Descubra as diferenças desses direitos de propriedade intelectual e como protegê-los a longo prazo!

Se você está começando seu negócio agora ou deseja repensar a estratégia dele, esclarecer a diferença entre registro de marca, patente de invenção e segredo industrial (ou segredo comercial) pode ser crucial para proteger seus ativos intangíveis e garantir seu sucesso a longo prazo. Compreender esses conceitos distintos deixa você mais bem preparado para tomar decisões informadas sobre como proteger sua empresa, suas criações, seus produtos e sua propriedade intelectual.

Neste artigo, vamos entender melhor as diferenças e similaridades desses direitos e conceitos e como eles protegem a sua propriedade intelectual na prática, o que é fundamental em um ambiente cada vez mais competitivo!

O registro de marca e o registro de patente são processos distintos e têm finalidades diferentes. Entretanto, ambos carregam uma similaridade importante: o objetivo de proteger ativos intangíveis e a propriedade intelectual. A escolha por um ou outro depende da natureza do  seu negócio e dos tipos de ativos que você deseja proteger – vamos entender mais sobre isso.

O que significa registrar uma marca?

No registro de marca, estamos focando em proteger a identidade visual e o nome do produto (logotipo, slogan, frase, imagem, desenho, ou qualquer outro sinal distintivo), aspectos essenciais para o seu cliente reconhecer e distinguir o seu produto da concorrência. É como uma assinatura exclusiva que identifica seus produtos ou serviços no mercado, ajudando a construir a reputação e a confiança da sua marca e da sua empresa.

Além disso, o registro de marca também oferece segurança jurídica, permitindo que você tome medidas legais contra qualquer uso não autorizado por parte de terceiros, garantindo assim a integridade e o valor da sua marca ao longo do tempo. É uma etapa inicial e crucial para qualquer empresa que busca estabelecer uma presença sólida e duradoura no mercado.
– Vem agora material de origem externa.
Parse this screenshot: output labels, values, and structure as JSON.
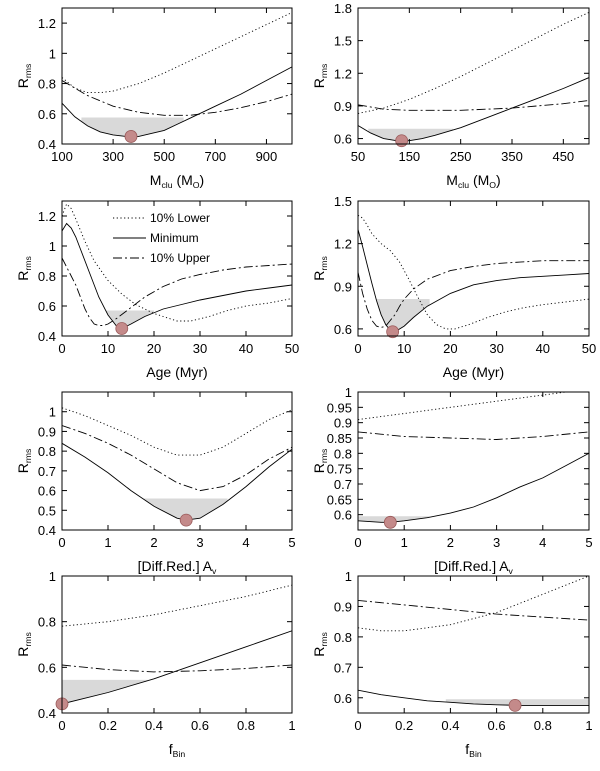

Uma vez registrada a marca, o titular tem direitos sobre ela por 10 anos, que podem ser renovados sucessivamente – ou seja, após 10 anos, você pode renovar o registro e continuar protegendo o uso da sua marca por prazo indeterminado.

E o registro de patente? O que é?

Já no registro de patente, o objetivo é proteger uma inovação que tenha uma aplicação industrial concreta, a fim de que o resultado da invenção não seja replicado e revendido sem autorização prévia. Essa invenção pode proteger um produto novo, um processo de fabricação inovador, uma composição química única, e, em alguns países e em casos muito específicos, poderá até mesmo proteger um modelo de negócio e um programa de computador. Ao obter uma patente, o inventor, ou o titular dos direitos, tem o direito exclusivo de explorar comercialmente a sua invenção, impedindo que outras pessoas usem, fabriquem, vendam ou importem a invenção sem sua permissão.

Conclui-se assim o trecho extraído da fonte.